The latest United Church Observer contains the hand-printed letter of a man who broke into a church in Binscarth Manitoba in 1989, more than twenty years ago. He left the letter in the church along with four $100 bills and said that he had lived with regret for all those years. He apologizes to the congregation and to God. The article is entitled Apology Accepted.
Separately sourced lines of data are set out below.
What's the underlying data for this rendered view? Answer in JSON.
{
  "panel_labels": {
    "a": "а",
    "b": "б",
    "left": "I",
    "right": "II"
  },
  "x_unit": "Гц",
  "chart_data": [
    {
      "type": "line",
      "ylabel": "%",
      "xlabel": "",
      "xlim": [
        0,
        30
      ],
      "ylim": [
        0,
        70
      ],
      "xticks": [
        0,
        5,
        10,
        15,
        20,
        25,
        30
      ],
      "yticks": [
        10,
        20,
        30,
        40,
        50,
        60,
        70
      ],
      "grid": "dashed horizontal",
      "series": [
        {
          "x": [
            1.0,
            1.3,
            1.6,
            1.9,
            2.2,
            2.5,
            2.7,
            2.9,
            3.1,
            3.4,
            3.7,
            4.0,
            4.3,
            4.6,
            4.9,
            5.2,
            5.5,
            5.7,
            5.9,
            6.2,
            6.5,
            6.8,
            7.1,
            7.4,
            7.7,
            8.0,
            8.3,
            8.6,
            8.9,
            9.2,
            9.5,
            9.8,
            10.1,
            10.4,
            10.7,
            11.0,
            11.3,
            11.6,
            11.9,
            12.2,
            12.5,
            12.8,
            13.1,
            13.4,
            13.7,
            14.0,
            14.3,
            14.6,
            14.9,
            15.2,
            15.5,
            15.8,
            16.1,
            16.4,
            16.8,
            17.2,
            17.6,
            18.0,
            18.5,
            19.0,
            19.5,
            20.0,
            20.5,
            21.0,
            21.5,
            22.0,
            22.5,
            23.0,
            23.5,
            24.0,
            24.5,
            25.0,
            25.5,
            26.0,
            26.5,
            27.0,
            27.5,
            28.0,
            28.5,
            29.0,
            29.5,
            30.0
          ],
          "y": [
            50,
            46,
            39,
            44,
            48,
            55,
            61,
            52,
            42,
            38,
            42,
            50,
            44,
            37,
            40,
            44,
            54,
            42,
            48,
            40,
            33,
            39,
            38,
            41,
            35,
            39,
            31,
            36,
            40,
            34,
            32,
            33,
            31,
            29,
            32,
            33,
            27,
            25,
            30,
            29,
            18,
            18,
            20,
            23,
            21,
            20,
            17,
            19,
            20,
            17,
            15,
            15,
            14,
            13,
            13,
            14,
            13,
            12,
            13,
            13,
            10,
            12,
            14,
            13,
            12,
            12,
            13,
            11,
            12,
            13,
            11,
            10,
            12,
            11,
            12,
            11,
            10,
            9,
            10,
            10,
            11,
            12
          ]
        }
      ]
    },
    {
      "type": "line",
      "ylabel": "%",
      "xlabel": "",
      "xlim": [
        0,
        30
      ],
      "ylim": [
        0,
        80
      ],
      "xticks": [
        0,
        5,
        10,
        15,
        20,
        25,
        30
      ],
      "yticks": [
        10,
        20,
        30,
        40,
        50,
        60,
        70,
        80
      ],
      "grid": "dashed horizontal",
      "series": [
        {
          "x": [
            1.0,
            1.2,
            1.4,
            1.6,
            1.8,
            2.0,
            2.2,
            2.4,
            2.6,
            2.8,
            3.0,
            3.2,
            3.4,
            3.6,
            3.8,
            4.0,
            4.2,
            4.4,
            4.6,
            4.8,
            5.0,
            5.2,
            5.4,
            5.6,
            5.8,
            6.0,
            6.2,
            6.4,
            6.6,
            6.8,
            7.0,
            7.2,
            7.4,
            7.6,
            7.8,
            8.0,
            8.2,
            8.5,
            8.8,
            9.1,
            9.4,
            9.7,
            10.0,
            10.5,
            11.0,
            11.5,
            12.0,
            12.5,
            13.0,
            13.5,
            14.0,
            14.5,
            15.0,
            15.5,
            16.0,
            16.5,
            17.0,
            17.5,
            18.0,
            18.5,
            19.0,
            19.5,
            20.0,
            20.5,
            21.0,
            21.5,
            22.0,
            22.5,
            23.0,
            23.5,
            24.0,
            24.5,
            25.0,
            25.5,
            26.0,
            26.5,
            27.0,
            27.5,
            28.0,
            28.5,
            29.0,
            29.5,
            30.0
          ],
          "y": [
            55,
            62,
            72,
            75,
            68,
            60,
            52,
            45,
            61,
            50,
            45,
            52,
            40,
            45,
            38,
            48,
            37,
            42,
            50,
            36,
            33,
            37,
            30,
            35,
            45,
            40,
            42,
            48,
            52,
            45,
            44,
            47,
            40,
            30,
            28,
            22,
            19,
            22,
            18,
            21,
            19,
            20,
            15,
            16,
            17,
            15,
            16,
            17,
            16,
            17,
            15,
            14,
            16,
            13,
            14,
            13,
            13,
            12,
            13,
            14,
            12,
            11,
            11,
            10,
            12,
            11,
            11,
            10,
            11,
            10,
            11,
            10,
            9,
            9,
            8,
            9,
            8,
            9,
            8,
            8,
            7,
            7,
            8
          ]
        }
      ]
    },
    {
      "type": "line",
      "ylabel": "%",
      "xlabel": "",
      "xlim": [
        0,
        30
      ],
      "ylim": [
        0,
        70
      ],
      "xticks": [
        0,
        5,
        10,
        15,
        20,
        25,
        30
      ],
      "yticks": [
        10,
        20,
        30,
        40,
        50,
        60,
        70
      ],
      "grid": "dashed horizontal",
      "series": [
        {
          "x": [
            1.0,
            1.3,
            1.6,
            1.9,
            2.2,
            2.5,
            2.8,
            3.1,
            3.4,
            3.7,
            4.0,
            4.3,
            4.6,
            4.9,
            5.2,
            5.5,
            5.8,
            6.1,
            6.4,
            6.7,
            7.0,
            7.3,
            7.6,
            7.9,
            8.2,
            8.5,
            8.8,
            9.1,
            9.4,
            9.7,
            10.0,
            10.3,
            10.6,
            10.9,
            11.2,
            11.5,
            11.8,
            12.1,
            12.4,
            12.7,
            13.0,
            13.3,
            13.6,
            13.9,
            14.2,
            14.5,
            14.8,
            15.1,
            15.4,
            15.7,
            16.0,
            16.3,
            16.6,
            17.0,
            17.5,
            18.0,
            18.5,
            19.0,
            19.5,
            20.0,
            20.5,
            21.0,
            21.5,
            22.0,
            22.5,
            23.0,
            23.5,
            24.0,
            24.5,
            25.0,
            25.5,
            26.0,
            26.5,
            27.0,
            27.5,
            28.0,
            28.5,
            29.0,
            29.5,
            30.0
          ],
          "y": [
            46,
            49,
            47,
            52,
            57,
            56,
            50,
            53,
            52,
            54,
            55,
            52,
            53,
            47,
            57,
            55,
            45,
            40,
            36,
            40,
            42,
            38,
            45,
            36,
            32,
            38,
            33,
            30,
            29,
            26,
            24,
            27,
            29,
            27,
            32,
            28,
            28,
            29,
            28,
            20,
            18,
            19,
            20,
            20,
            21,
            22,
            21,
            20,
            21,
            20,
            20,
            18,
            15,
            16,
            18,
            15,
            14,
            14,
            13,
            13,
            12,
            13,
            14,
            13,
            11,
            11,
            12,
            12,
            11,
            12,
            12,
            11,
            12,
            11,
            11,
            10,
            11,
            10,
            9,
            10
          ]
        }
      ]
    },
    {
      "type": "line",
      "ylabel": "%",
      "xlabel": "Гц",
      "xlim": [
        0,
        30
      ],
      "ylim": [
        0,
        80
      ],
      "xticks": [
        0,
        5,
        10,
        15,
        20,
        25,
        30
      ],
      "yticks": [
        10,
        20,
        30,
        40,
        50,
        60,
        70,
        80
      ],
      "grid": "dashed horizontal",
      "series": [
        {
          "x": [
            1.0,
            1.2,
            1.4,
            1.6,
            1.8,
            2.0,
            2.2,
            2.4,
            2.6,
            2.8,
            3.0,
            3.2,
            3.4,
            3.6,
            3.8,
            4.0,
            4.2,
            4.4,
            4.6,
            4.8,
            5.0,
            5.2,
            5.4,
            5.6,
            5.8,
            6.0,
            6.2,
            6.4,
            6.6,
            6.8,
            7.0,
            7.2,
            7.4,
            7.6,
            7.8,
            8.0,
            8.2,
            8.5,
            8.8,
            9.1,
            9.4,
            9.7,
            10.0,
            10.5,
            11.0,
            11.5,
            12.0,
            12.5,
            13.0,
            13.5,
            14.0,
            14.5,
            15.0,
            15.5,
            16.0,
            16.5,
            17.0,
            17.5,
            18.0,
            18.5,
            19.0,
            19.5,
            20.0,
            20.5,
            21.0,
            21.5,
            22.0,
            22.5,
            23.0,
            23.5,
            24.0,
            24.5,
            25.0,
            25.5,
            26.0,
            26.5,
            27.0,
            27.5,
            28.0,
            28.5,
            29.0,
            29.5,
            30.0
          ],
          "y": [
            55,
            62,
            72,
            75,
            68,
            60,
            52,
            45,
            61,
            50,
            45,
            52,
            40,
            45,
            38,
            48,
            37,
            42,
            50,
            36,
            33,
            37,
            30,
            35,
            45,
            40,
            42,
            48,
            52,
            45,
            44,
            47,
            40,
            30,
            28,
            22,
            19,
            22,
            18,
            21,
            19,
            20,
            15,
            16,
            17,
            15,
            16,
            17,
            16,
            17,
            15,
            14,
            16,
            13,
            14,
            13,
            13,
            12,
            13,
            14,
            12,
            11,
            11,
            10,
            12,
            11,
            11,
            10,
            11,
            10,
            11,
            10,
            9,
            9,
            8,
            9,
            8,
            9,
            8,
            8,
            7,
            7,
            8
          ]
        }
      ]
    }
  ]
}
Is it ever too late to say we're sorry? Did either of these two need to do this after so many years? Have you lived with regret for past actions, or felt that God couldn't/wouldn't forgive you? You don't need to "dish" on details!


Laura said...

It seems that saying you are sorry so many years later has more to do with our own healing, than the persons' we have hurt. Somehow saying things out loud can lighten our own conscience. Forgiving ourselves can be very hard for lesser errors in judgement than Atie committed so I am thinking of her now, hoping that some sense of peace has been found. Both the examples you stated seem to tell of deep regret and lives transformed so perhaps thAt is more important than timing. I believe God to be extremely patient.

sjd said...

I can't imagine the stresses that residents of the Netherlands endured during the war. I've read, and been told stories by people who lived through it. It would be easy to make a mistake like she did. If he was a Nazi informant she could have saved many lives. Unfortunately it turned out to be a "friendly fire" incident.
It must have been a tremendous burden to carry all those years.